La version audio que j'ai entendue a été enregistrée par Jean-Marc Delhausse pour les éditions Audiolib. C'est le premier livre édité par Audiolib que j'entends, donc je m'attarderai sur certains éléments propres à l'édition audio.
Jean-Marc Delhausse, le comédien qui a enregistré le roman, a une voix agréable. Parfois, il en joue peut-être légèrement, et en fait ressortir le côté un peu sensuel. Son interprétation est bonne: il ne surjoue pas, il ne se casse pas la voix et n'en fait pas trop lorsque des femmes parlent, et lit de manière naturelle. En outre, il ne force pas sur les accents étrangers. Ouf! J'espère qu'il travaillera à nouveau pour Audiolib.

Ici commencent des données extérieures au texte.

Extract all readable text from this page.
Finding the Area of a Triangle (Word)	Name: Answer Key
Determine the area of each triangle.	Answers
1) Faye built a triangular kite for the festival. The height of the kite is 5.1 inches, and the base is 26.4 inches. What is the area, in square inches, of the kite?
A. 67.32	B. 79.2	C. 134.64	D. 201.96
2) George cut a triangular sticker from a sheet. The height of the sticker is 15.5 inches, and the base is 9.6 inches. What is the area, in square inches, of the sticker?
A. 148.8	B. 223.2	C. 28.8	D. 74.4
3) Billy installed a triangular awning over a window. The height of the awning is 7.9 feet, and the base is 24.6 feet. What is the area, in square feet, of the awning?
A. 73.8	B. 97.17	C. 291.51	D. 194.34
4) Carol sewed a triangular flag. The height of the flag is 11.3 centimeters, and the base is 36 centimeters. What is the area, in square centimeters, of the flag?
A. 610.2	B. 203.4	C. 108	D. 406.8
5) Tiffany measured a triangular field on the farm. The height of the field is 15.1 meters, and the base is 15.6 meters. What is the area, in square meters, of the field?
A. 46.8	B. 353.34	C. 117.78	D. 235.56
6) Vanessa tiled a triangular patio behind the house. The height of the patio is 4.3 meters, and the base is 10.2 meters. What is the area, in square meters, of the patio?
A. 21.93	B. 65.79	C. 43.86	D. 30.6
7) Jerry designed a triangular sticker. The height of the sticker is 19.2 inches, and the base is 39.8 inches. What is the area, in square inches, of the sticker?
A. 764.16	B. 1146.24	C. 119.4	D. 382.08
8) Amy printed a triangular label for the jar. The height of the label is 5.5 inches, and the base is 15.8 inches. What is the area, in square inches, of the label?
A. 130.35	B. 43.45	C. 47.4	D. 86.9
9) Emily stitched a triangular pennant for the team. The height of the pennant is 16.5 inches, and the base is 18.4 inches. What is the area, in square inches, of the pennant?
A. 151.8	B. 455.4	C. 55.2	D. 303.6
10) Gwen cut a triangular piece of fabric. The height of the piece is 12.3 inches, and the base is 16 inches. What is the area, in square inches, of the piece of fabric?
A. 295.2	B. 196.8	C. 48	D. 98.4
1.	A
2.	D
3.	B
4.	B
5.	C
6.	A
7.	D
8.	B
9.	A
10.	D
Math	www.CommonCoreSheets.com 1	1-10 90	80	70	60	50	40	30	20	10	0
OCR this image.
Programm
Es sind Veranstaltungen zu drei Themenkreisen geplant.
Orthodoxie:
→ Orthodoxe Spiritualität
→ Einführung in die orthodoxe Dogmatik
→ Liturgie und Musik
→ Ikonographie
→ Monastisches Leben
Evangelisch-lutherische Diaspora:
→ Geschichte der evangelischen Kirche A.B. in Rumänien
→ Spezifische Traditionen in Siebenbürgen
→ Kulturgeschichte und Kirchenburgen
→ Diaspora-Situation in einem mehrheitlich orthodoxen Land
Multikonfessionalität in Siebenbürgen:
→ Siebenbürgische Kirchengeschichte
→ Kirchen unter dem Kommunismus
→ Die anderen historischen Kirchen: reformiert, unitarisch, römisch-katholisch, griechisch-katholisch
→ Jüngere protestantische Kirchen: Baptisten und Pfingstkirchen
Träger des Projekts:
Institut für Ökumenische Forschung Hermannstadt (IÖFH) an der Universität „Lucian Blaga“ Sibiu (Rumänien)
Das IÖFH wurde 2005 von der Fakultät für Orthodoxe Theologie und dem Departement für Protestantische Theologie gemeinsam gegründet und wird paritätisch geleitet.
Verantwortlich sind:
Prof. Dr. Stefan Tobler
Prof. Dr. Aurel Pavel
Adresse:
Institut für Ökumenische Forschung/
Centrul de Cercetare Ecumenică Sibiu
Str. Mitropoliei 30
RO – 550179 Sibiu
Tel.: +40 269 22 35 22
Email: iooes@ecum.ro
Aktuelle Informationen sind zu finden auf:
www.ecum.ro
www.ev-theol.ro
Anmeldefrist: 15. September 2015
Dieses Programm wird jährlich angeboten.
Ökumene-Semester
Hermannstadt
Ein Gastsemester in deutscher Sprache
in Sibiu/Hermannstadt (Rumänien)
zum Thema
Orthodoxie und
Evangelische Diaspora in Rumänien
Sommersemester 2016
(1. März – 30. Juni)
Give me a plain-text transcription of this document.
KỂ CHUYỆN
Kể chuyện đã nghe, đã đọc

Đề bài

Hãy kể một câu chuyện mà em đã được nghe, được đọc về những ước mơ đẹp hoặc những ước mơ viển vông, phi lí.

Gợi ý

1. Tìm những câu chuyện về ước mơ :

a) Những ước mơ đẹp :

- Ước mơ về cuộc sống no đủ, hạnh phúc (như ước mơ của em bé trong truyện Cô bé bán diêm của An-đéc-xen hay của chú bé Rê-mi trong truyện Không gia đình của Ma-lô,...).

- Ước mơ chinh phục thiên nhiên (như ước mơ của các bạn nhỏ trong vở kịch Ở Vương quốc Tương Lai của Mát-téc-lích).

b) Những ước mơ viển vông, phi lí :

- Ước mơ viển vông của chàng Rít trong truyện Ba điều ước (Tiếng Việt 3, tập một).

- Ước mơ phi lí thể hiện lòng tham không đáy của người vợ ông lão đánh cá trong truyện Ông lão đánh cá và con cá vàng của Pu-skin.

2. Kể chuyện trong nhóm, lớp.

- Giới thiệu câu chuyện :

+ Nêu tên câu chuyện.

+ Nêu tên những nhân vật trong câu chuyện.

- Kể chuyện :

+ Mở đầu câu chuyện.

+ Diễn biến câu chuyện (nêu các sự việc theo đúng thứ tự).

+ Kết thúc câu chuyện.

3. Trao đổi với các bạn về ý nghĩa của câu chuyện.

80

Au montage, on a ajouté un élément de réalisme: lorsqu'un personnage coupe la parole à un autre, la fin de la réplique coupée et le début de l'autre se croisent, comme dans une véritable conversation.

Quant à ce qui ne m'a pas plu: il y a trop de musique. Mais ça, je peux le reprocher à presque tous les éditeurs audio. Je rêve de livres sans fioritures musicales, comme en proposent les éditions Thélème. Attention, par fioritures musicales, je ne fais pas allusion au fait de diffuser une musique au moment où ladite musique passe dans le livre, comme le font, depuis quelques temps, les éditions VDB. Je trouve d'ailleurs cela très bien. Je parle des petits passages musicaux en début et en fin d'ouvrage, entre les chapitres, etc. Tous ces passages m'agacent. Bien sûr, certains morceaux m'ont parfois plu (la musique servant à illustrer deux ou trois Michael Connelly, et certains morceaux utilisés par les éditions VDB), mais d'une manière générale, ils n'apportent rien, ils retardent juste le bonheur de l'écoute du livre.

Enfin, j'ai trouvé dommage qu'on passe d'une oreille à l'autre selon que l'un ou l'autre personnage parle. Je comprends que l'idée est de faciliter la lecture, et de marquer le changement de personnage, mais je préfère que la voix soit toujours au même niveau. Je l'ai d'ailleurs signalé par mail aux éditions Audiolib, et ils m'ont répondu qu'ils ne le faisaient pas systématiquement, et allaient sûrement cesser.